Wholesale used vehicle prices remained unchanged between August and September, remaining at 126.9 for September, which is a 1.7% increase from a year ago, according to Manheim's September Used Vehicle Value Index.
The strength in wholesale pricing is the result of current and past increases in new vehicle transaction prices, according to Manheim. Additionally, higher retail used unit sales and stabilizing margins have kept dealers active bidders in the wholesale market.
Rental Risk Units
The average price of a rental risk unit sold at auction in September reached a record high of just over $17,000. That record price was driven by lower mileage and a better mix of vehicles being sold in better conditions. As such, the index of rental risk pricing adjusted for mileage and broad market class shifts was down 1% for the month and year-over-year, according to Manheim.
At 37,100 miles, the average mileage of rental risk units sold at auctions was the lowest since November 2013. Relative to mix, midsize cars represented a significantly smaller share of September sales. Crossovers accounted for a much higher share, according to the index.
In the third quarter of 2016, vehicles with a grade of 4.0 or higher accounted for 42% of all rental risk sales. In last year’s third quarter, vehicles in that condition accounted for only 34% of sales.

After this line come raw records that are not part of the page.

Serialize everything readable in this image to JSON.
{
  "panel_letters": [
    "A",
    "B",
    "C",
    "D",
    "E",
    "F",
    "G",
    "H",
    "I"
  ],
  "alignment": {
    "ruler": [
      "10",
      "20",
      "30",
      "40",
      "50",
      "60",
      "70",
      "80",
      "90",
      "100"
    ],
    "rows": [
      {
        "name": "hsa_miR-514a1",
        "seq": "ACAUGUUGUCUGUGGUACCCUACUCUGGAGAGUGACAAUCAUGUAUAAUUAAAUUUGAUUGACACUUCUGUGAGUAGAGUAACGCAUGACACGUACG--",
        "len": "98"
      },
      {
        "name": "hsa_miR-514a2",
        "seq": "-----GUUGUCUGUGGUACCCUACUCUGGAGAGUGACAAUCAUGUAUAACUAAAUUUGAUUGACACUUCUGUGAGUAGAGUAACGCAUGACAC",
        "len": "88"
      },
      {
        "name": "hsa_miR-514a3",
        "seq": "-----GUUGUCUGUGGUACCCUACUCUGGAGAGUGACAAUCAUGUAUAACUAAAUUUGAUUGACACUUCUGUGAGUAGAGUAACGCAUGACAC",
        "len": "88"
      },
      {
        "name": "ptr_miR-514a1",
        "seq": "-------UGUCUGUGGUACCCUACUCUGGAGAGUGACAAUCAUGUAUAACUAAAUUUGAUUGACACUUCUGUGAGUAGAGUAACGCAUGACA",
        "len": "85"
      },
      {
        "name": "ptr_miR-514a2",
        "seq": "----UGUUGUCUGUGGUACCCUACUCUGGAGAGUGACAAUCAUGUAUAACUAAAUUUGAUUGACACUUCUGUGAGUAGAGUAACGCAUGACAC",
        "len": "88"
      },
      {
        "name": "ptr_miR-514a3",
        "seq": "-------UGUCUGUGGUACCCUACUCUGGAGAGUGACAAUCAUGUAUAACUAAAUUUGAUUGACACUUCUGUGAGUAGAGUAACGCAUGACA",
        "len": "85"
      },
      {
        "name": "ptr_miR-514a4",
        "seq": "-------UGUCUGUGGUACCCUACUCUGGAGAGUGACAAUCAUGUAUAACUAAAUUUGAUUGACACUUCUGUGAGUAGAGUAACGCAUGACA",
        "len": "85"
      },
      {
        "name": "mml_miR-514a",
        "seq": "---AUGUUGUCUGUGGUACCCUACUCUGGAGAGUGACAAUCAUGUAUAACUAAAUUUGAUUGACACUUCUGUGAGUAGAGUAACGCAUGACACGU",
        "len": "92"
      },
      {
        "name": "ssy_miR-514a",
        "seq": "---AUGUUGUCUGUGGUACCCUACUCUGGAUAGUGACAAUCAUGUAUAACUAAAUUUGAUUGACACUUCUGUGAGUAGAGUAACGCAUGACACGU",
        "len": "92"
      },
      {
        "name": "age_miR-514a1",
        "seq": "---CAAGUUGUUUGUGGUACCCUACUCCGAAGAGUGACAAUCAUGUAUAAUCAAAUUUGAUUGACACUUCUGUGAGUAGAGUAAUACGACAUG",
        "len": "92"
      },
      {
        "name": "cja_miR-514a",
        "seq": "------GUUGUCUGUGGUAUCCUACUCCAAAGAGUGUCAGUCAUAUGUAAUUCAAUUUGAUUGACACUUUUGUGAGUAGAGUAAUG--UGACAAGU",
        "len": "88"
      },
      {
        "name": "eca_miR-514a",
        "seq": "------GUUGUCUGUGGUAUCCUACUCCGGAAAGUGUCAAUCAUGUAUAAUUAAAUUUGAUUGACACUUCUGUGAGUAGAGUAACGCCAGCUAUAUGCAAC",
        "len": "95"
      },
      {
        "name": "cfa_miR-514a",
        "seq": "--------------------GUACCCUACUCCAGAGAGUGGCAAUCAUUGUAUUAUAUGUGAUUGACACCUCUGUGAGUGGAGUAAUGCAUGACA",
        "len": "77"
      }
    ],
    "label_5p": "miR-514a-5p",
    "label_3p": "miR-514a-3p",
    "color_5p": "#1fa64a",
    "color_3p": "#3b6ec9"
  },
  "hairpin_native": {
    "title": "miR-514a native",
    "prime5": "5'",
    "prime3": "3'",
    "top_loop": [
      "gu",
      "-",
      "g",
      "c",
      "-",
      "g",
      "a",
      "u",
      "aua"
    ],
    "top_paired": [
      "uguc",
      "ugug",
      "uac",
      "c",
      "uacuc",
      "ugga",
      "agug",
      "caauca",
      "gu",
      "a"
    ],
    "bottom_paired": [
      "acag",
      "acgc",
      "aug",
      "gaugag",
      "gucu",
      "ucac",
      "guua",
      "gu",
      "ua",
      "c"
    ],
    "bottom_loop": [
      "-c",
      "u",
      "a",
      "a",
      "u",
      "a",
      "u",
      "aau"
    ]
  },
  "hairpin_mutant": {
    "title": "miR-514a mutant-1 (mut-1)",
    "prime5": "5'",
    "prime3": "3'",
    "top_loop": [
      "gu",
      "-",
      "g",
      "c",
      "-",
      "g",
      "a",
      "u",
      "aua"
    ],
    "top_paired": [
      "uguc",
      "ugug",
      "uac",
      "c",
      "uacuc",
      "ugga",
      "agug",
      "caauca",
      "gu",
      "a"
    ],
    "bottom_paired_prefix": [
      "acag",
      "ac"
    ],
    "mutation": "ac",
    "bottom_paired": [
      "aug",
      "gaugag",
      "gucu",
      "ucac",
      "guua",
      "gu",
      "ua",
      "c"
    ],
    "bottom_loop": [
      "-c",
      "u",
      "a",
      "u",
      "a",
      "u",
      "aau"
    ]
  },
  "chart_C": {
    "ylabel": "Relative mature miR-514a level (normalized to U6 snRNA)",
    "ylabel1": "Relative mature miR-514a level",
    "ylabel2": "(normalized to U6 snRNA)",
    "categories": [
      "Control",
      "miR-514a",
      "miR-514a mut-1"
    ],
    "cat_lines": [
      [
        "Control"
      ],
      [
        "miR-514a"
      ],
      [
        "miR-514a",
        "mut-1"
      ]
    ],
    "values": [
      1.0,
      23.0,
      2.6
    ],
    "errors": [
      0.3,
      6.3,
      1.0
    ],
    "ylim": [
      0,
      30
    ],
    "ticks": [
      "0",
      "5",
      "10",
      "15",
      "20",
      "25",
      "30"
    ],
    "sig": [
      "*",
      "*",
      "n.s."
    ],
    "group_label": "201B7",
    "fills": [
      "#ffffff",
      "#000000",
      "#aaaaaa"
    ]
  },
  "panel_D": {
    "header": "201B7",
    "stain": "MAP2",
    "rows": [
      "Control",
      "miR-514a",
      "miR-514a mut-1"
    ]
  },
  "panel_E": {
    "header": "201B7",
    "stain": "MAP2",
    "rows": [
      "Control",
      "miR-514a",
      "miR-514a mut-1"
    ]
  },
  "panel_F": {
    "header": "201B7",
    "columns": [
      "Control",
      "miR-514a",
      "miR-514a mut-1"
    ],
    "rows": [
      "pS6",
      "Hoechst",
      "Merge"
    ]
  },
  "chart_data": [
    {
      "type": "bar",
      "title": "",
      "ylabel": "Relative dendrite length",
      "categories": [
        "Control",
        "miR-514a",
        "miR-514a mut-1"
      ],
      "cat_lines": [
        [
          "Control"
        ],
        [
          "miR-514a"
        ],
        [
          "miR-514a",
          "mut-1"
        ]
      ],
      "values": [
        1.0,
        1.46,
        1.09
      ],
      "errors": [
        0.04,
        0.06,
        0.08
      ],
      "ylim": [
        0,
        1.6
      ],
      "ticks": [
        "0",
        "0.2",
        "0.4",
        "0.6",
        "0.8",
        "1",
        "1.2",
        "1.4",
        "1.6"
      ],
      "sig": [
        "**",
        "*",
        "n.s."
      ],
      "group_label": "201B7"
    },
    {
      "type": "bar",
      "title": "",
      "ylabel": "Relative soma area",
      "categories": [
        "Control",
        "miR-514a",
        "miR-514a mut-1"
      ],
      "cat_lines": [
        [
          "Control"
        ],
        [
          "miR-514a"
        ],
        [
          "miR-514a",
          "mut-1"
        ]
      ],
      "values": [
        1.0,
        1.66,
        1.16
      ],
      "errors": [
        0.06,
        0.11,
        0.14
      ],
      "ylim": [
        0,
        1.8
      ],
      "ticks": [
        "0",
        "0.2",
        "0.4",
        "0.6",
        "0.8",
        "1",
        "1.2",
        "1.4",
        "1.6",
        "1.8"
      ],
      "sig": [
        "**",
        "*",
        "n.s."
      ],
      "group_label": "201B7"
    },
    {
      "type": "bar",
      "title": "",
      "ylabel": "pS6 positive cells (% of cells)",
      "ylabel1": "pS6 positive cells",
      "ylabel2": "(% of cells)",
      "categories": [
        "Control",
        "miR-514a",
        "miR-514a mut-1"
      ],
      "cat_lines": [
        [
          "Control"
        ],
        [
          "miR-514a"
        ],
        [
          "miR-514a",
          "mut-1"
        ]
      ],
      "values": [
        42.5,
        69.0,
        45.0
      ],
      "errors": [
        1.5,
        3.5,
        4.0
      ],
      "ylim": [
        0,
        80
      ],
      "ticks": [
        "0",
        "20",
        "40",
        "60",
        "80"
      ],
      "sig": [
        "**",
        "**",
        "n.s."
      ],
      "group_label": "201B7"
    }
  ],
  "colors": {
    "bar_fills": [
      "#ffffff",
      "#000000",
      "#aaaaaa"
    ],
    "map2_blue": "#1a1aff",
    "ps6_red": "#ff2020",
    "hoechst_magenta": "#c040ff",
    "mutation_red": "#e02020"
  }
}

All major car segments had year-over-year price declines in September. Conversely, all major truck segments were up. For cars, the sporty segment was up significantly, while the SUV/CUV segment, small entry units were weak with a 4.4% decline and fullsize units were up 6.5%, according to Manheim.
A straight average of dealer-consigned units had a 2.7% increase in auction prices and a 1% decline in average mileage. Commercially consigned units had the same 1% decline in average mileage, but only a 1.6% increase in average selling price. A straight average of all auctions sales showed prices up more than 4% as a result of a higher share of commercially consigned units and a richer mix of vehicles, according to the index.